Experimenting with new technology, testing its limitations, and considering the value it may bring to legal practice is consistent with our professional responsibility to keep abreast of technological developments. New technology does not, however, obviate a lawyer’s obligation to be competent, truthful, and trustworthy.
For example, none of Schwartz’s prompts for legal arguments and supporting cases requested cases to the contrary or later authorities citing the produced “cases.” And, the court found that Schwartz “did not have the full text of any ‘decision’ generated by ChatGPT [when he prepared the Affirmation]. … He cited and quoted only from excepts generated by the chatbot.” (Sanctions Order at 17.) Taking generative AI out of the picture, this still would not reflect best practices in researching a legal issue.
Further, the negative consequences of overreliance on generative AI can also be more subtle. Asking a generative AI application to craft a first draft deprives the lawyer of the opportunity to exercise their skills in crafting arguments and outlining the issues to be addressed.
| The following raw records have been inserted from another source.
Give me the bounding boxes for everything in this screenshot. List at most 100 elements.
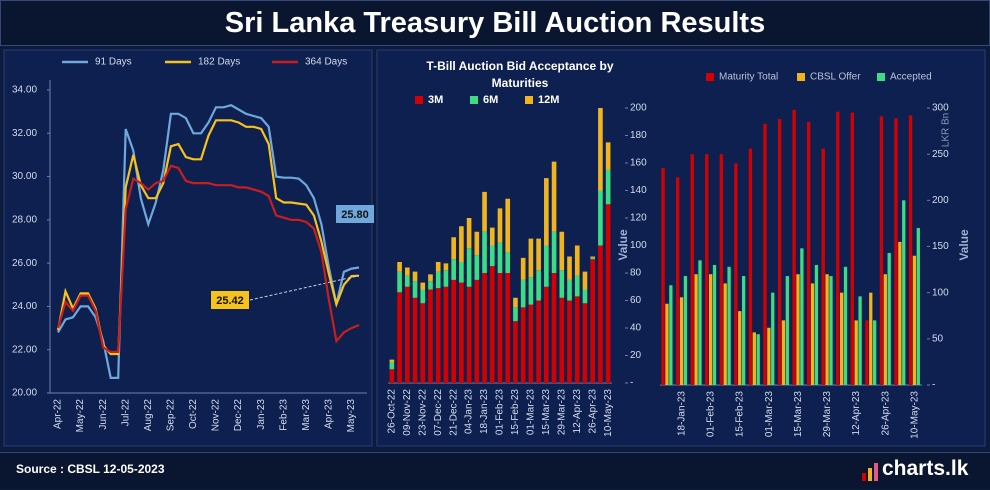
bar-segment — [528, 304, 534, 383]
bar-segment — [459, 282, 464, 383]
x-tick-label: 26-Apr-23 — [587, 389, 598, 434]
bar-segment — [466, 248, 472, 287]
bar-segment — [590, 257, 596, 260]
bar — [741, 276, 746, 385]
x-tick-label: 23-Nov-22 — [417, 389, 428, 436]
bar — [912, 255, 917, 385]
panel — [3, 49, 373, 447]
label-connector — [249, 275, 360, 301]
y-tick-label: 120 — [630, 213, 647, 224]
bar-segment — [513, 297, 518, 308]
bar — [843, 266, 848, 385]
bar-segment — [489, 227, 495, 246]
x-tick-label: Mar-23 — [301, 399, 312, 431]
y-tick-label: 150 — [932, 241, 949, 252]
legend-swatch — [877, 73, 885, 81]
x-tick-label: 09-Nov-22 — [402, 389, 413, 436]
bar — [679, 297, 684, 385]
bar-segment — [404, 275, 410, 287]
bar — [908, 115, 913, 386]
bar-segment — [412, 281, 418, 298]
y-tick-label: 60 — [630, 295, 642, 306]
bar-segment — [489, 266, 495, 383]
legend-swatch — [525, 96, 533, 104]
bar-segment — [451, 279, 456, 383]
bar — [850, 112, 854, 385]
bar — [752, 332, 756, 385]
bar — [727, 266, 731, 385]
line-series — [56, 164, 360, 353]
x-tick-label: 29-Mar-23 — [556, 389, 567, 436]
bar-segment — [567, 300, 572, 383]
bar-segment — [505, 252, 511, 273]
x-tick-label: 01-Mar-23 — [526, 389, 537, 436]
bar — [763, 123, 767, 386]
bar-segment — [497, 273, 503, 383]
bar — [771, 292, 775, 385]
bar — [902, 200, 906, 385]
bar — [829, 276, 833, 385]
bar-segment — [551, 231, 557, 273]
bar — [698, 260, 702, 385]
bar — [767, 327, 771, 385]
bar-segment — [567, 279, 572, 301]
y-tick-label: 50 — [932, 333, 944, 344]
x-tick-label: 10-May-23 — [909, 391, 920, 439]
y-tick-label: 20.00 — [12, 388, 37, 399]
y-tick-label: 180 — [630, 130, 647, 141]
bar-segment — [590, 259, 596, 383]
bar — [676, 177, 680, 385]
bar-segment — [420, 289, 426, 304]
bar-segment — [497, 208, 503, 243]
x-tick-label: 26-Apr-23 — [880, 391, 891, 436]
bar-segment — [544, 286, 549, 383]
bar — [690, 154, 694, 385]
bar — [916, 228, 920, 385]
x-tick-label: 07-Dec-22 — [433, 389, 444, 436]
x-tick-label: 01-Feb-23 — [706, 391, 717, 438]
x-tick-label: 12-Apr-23 — [572, 389, 583, 434]
y-tick-label: 80 — [630, 268, 642, 279]
bar — [777, 119, 782, 385]
bar — [781, 320, 786, 385]
bar-segment — [451, 259, 456, 280]
bar — [865, 320, 869, 385]
x-tick-label: Oct-22 — [188, 399, 199, 429]
y-tick-label: 100 — [932, 287, 949, 298]
bar-segment — [474, 255, 480, 280]
bar — [858, 296, 862, 385]
x-tick-label: Aug-22 — [143, 399, 154, 432]
y-tick-label: 32.00 — [12, 128, 37, 139]
line-series — [57, 104, 360, 379]
bar-segment — [551, 161, 557, 232]
y-tick-label: 300 — [932, 103, 949, 114]
bar-segment — [428, 274, 433, 282]
bar-segment — [598, 245, 603, 383]
legend-swatch — [415, 96, 423, 104]
legend-label: 182 Days — [198, 57, 240, 68]
bar — [836, 111, 840, 386]
bar-segment — [528, 277, 534, 305]
bar-segment — [605, 142, 611, 170]
source: Source : CBSL 12-05-2023 — [16, 462, 165, 476]
y-tick-label: 140 — [630, 185, 647, 196]
bar-segment — [605, 169, 611, 205]
x-tick-label: 18-Jan-23 — [479, 389, 490, 434]
bar-segment — [497, 242, 503, 273]
bar — [734, 163, 738, 385]
bar — [821, 148, 825, 385]
legend-label: Maturity Total — [719, 72, 778, 83]
y-tick-label: 34.00 — [12, 85, 37, 96]
x-tick-label: 29-Mar-23 — [822, 391, 833, 438]
bar-segment — [404, 267, 410, 276]
y-tick-label: 200 — [630, 103, 647, 114]
bar-segment — [435, 271, 441, 289]
bar-segment — [420, 303, 426, 383]
bar-segment — [582, 303, 588, 383]
bar-segment — [482, 273, 487, 383]
bar-segment — [443, 286, 449, 383]
bar-segment — [574, 275, 580, 297]
x-tick-label: Jul-22 — [120, 399, 131, 427]
bar — [792, 109, 796, 385]
y-tick-label: 30.00 — [12, 171, 37, 182]
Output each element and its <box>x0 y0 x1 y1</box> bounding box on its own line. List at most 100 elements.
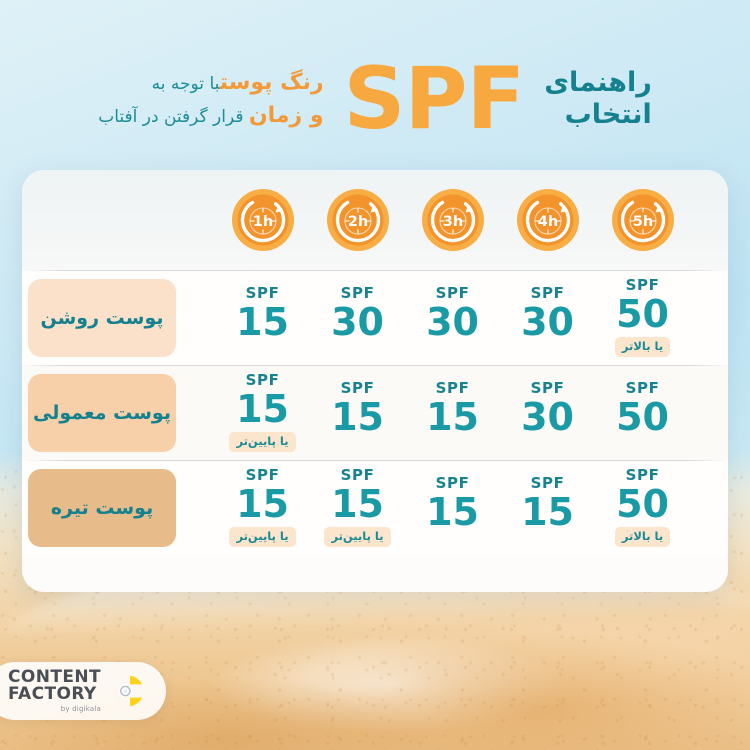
spf-cell: SPF 30 <box>500 270 595 365</box>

OpenAI admits in its website description of ChatGPT, that “[t]he model is often excessively verbose and overuses certain phrases …” (Nov. 30, 2022, https://openai.com/blog/chatgpt.) Writing is a skill that requires continuous practice to sustain and improve. If writing is delegated to generative AI, the skills of experienced lawyers may atrophy, and newer lawyers will have fewer opportunities to exercise and develop their advocacy and writing skills.
Although generative AI may offer lawyers a potentially powerful tool, the developer-provided information suggests that at the very least, lawyers need to carefully investigate its capabilities and verify its output before accepting it as part of their broader legal toolkit.